Pasal-pasal dalam kitab undang-undang hukum pidana dan undang-undang pidana yang dibuat oleh pemerintah tidak didapatkan perihal definisi ihwal delik dan pertanggungjawaban pidana. Tiap-tiap pasal undang-undang tersebut menguraikan komponen-komponen delik yang berlawanan-beda. Di dalam pasal-pasal KUHP Buku II dan III ditemukan komponen-bagian delik dan bagian pertanggungjawaban pidana bercampur baur sehingga para ahlilah yang membedakan bagian-unsur keduanya. Jelaslah bahwa pembuat kitab undang-undang hukum pidana menggunakan persepsi monistis tentang delik, sehingga dapat disimpulkan bahwa syarat-syarat pemidanaan dipersamakan dengan delik.
Pandangan Monistis
Pandangan monistis yakni sebuah persepsi yang melihat keseluruhan syarat untuk adanya pidana itu kesemuanya merupakan sifat dari perbuatan. Pandangan ini memberikan prinsip-prinsip pemahaman, bahwa didalam pemahaman perbuatan atau tindakan melawan hukum telah tercakup didalamnya perbuatan yang tidak boleh (Actus Reus / Criminal Act) dan pertanggung-jawaban pidana atau kesalahan (Mens Rea /Criminal responbility).
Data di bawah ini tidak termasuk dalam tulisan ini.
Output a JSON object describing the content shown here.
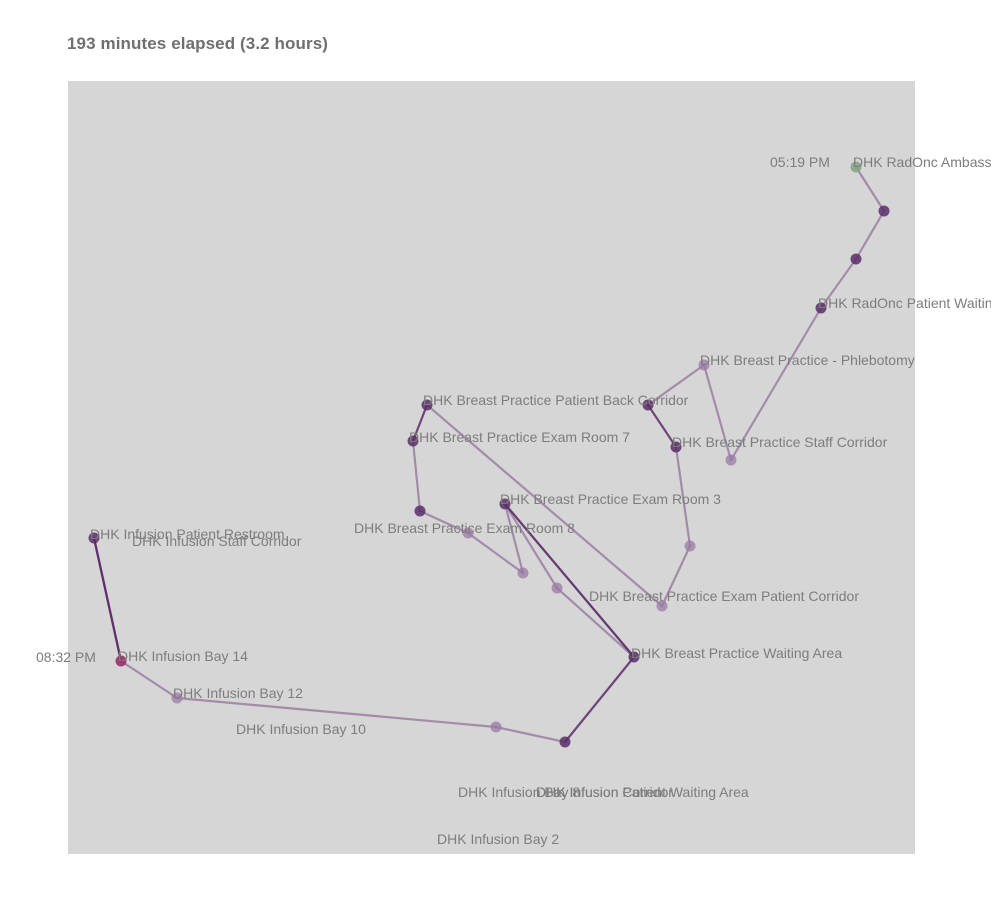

Pada dasarnya pandangan ini tidak memisahkan antara komponen-unsur perihal tindakan dengan unsur-komponen mengenai penduduknya. Ada beberapa batas-batas atau pemahaman tidak pidana dari para sarjana yang menganut persepsi Monistis. Misalnya berdasarkan Simon. Dimana menurutnya tindakan melawan hukum ialah tindakan melanggar aturan yang telah dijalankan dengan sengaja ataupun tidak dengan sengaja oleh seseorang yang dapat dipertanggungjawabkan atas tindakanya dan yang oleh undang-undang sudah dinyatakan sebagai suatu langkah-langkah yang mampu dieksekusi.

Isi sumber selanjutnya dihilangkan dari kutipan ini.